Lean user testing

by Tim Brazier
Posted on 23 May 2014
read time: 4 minutes
User testing is a great way of developing any website and Yoomee's made full use of the idea. Getting someone the website's designed for to test it really can have a huge impact on a website's creation, because with the information given by the target audience the site can be further developed around its future users.

This nugget comes straight from Curtis a 13-year-old Sheffield student, who recently helped us test the new vInspired beta website and subsequently wrote up his experiences into a mini blog post.

Curtis and his contemporaries were involved in the third round of user testing we've done for vInspired over the past nine months developing the site, all in the run up to it going fully live.

It's a must

User testing is often seen as optional extra or an expensive luxury on digital projects. But as digital products and tools become part of our everyday lives, our expectations of how they'll work and the way we'll use them increases with every new web or native app released, making user testing a must.

At Yoomee, we encourage our clients to work with the people who are going to use the website at all stages of a project, starting with co-creation workshops to establish what's needed from a site through to ongoing user testing. As a result we have to offer an affordable option for user testing.

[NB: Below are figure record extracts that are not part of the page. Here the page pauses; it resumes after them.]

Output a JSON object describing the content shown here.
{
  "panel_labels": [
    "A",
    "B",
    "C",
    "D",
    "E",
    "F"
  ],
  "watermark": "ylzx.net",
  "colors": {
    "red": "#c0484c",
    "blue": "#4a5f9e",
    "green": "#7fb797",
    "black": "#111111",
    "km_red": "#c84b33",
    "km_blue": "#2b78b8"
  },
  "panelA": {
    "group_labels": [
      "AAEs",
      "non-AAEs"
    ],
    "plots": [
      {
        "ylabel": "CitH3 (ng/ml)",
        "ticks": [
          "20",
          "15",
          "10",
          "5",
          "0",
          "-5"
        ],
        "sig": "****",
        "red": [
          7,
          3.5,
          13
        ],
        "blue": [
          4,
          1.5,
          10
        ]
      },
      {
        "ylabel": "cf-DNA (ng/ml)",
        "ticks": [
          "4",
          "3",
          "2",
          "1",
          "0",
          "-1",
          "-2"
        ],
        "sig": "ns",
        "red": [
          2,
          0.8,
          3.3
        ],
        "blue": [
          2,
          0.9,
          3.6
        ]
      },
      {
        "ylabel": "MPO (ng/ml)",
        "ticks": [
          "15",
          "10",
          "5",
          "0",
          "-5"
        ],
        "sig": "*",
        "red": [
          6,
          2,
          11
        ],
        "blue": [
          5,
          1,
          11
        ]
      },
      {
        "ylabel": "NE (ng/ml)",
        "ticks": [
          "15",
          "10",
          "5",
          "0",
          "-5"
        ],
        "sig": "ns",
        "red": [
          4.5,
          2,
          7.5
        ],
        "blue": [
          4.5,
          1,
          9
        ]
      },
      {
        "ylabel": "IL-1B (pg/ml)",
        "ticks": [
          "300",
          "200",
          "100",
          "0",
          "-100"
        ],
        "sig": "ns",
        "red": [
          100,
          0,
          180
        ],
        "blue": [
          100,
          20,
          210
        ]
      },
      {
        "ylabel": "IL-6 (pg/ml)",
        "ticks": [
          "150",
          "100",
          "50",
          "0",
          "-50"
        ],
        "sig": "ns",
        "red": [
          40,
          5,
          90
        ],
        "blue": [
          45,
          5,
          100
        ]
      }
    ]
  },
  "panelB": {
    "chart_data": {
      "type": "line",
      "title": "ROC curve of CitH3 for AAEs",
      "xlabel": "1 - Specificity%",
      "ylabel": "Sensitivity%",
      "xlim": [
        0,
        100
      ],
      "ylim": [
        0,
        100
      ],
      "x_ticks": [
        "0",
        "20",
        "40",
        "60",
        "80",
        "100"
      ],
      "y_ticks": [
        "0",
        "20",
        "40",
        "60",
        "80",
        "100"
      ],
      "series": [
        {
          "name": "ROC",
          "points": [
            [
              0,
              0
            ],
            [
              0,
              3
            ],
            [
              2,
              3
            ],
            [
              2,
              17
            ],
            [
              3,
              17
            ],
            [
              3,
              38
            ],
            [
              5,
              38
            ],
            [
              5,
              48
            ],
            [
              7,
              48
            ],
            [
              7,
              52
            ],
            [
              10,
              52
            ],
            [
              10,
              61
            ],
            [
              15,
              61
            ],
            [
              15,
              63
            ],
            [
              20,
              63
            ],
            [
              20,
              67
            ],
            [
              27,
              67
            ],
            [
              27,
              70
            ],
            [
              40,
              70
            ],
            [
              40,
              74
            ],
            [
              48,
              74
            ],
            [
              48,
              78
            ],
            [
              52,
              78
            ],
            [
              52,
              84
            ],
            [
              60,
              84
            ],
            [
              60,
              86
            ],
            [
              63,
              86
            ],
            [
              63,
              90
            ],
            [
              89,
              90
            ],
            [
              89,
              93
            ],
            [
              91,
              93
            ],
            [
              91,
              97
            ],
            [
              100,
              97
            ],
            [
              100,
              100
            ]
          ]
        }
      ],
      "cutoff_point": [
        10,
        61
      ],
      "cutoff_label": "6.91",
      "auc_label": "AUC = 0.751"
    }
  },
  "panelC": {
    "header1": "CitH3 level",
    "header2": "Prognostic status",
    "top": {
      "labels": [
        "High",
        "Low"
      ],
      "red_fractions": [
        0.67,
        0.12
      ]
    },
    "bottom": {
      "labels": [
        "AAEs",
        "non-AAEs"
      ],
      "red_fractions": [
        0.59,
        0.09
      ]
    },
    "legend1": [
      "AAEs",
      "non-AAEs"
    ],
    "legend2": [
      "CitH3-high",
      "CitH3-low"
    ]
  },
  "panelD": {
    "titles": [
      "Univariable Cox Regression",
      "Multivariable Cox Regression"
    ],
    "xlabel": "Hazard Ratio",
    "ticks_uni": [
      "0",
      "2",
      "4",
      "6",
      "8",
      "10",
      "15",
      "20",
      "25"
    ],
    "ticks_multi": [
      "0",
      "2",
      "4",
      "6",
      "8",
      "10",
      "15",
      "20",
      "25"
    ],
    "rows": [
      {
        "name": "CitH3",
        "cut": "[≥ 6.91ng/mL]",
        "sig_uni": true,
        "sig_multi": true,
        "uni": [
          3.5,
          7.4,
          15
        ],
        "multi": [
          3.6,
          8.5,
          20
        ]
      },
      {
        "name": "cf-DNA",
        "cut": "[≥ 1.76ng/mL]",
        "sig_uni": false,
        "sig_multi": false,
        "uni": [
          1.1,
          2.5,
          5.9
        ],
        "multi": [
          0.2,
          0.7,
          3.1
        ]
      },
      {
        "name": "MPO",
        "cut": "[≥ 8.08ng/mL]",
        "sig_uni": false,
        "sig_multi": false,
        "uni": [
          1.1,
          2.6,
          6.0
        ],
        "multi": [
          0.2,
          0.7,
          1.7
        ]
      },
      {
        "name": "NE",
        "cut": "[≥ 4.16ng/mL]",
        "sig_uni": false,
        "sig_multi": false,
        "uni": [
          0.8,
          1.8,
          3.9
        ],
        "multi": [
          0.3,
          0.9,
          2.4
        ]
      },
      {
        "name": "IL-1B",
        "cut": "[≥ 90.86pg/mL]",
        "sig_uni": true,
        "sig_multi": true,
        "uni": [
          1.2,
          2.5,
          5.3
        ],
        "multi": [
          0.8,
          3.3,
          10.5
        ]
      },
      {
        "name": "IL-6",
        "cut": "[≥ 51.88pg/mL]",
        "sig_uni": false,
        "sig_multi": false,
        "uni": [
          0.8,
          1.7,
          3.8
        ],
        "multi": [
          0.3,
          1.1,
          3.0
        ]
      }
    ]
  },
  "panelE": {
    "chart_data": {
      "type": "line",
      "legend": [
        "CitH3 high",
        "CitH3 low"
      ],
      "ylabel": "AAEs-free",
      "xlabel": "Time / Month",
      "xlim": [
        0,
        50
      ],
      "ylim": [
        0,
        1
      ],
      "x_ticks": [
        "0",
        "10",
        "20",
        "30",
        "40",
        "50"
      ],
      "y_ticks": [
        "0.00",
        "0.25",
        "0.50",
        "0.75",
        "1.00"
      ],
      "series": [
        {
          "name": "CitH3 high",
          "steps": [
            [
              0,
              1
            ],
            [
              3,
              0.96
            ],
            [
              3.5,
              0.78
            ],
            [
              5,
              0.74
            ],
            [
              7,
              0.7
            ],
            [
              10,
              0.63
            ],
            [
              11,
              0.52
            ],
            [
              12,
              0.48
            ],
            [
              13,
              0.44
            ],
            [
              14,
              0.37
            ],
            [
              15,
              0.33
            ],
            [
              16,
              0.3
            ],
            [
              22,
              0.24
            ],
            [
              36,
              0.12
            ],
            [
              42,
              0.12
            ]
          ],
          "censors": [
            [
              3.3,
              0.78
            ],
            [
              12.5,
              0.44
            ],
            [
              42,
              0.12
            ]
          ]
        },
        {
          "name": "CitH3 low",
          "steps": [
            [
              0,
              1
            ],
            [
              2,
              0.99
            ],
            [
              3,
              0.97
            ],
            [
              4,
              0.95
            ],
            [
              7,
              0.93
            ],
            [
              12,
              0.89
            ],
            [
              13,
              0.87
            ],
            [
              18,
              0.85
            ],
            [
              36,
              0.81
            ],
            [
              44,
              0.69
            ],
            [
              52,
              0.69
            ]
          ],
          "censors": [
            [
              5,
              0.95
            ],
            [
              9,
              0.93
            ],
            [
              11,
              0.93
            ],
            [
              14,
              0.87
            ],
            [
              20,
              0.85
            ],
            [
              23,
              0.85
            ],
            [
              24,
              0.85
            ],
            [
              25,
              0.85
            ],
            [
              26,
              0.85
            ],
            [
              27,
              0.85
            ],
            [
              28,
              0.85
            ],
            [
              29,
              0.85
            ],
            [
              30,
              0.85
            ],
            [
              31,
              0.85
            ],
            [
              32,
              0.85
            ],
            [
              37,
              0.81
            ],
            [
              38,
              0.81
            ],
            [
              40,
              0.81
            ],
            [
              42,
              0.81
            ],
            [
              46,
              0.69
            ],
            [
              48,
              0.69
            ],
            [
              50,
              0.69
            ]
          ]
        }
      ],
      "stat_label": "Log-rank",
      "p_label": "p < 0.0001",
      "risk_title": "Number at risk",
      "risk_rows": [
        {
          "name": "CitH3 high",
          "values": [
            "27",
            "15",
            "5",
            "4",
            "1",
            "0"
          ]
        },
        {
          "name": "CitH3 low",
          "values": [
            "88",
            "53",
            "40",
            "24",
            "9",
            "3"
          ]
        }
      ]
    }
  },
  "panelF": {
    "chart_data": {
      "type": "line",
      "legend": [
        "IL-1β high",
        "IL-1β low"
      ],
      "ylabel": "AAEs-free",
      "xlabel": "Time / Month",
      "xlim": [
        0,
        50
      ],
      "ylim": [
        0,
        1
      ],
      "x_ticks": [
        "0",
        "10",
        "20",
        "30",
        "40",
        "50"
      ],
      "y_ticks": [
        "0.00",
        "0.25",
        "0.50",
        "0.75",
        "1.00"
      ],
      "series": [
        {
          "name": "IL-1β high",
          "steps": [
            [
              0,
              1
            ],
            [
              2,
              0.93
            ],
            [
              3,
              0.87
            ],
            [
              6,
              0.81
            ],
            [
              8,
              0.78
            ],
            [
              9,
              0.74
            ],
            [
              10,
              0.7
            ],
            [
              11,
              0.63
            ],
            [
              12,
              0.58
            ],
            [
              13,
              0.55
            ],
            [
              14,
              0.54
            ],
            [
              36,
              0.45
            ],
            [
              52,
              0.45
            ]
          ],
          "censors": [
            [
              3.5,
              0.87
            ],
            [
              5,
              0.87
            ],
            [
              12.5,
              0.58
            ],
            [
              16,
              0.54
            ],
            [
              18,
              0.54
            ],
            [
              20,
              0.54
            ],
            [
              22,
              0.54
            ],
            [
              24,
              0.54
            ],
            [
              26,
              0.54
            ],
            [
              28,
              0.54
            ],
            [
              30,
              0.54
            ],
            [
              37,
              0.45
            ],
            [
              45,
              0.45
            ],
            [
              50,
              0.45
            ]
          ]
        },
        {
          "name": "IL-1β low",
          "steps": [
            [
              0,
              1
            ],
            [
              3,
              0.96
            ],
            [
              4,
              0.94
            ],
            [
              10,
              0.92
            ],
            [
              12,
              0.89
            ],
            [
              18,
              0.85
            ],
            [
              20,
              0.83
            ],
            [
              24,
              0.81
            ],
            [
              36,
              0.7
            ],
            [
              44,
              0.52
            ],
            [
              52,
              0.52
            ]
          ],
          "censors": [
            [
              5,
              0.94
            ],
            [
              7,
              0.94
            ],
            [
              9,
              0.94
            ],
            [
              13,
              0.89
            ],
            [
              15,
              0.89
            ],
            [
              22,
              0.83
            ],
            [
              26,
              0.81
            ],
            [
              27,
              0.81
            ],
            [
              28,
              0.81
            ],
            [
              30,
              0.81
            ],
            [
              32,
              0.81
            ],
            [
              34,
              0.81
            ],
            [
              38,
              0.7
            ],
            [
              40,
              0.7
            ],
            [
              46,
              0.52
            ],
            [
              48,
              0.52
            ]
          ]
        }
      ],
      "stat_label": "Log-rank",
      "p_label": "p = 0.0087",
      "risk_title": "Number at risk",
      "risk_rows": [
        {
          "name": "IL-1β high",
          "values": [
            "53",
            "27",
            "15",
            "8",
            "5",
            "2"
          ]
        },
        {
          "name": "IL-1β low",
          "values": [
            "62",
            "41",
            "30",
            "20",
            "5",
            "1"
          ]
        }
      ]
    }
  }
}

We've tried a number of different tools and techniques over the last few years and below I outline a few we've found to be particularly helpful, if what you want is effective, affordable user testing.

Top of the tips

Here's a few pointers to help you get the most out of the time you have with your testers:

  1. Test everything Leave no stone unturned, no matter how perfect and simple you think you've made a user journey (the route someone takes to do something on the site). Test it – real users will tell you if it's as simple as your team thought they'd made it, or just leaves the user scratching their head.
  2. Test things that are broken Even if a feature isn't finished, test it – include broken links and buttons that don't go anywhere. This is your opportunity to find out what your users think will happen when they click on it, before you potentially invest time developing something they don't even want.
  3. Observe with the client This is vital – if user testing is going to become an integral part of the way you develop, then your clients need to see users trying to use their site firsthand and see for themselves that users may be approaching the site from a rather different angle to the one they'd anticipated.
  4. Think about the language Talk to the testers and ask them to think about the language used on the site – for example what does 'Social Action Project' mean? You may find that it means nothing to them, it's entirely self-evident, or even that they're just clicking on something because they think you expect them to.
  5. Keep your test scripts loose Don't spend hours creating detailed test scripts you want the user to follow. Simply list a set of goals users need to achieve and let them find their own way there. This keeps preparation time to a minimum and gives the user the freedom to explore.


To keep user testing costs low, we've found these free tools to be invaluable:

  1. Skype Set up the test machine with Skype, call another machine in the adjoining room and screen share from the test machine. Remember to mute what's going on in the observation room! This gives space for observers to see the screen and hear the users' thoughts, without all being in the same room, crowding round and intimidating them. For each tester, ask all the observers to jot down their top three usability issues on a simple paper form.
  2. Reflector is a great tool to use when testing mobile devices. It enables you to display a mobile screen on a full-sized computer screen so those observing get a 'blown up' view of what the user is doing on the mobile device in question.
  3. Sketch notes Rather than simply writing lists of user feedback, sketch out their journey noting their comments at each stage, this way you capture both their positive and negative reactions as they find their way through the site.

Much of our user testing is done with young people and these tips are even more important to observe if you want to keep them at their ease and get the most out of them. Despite belonging to a generation of 'digital natives' they're intimidated by being in an unfamiliar situation and can think you're testing them rather than the website, which is just what user testing isn't about.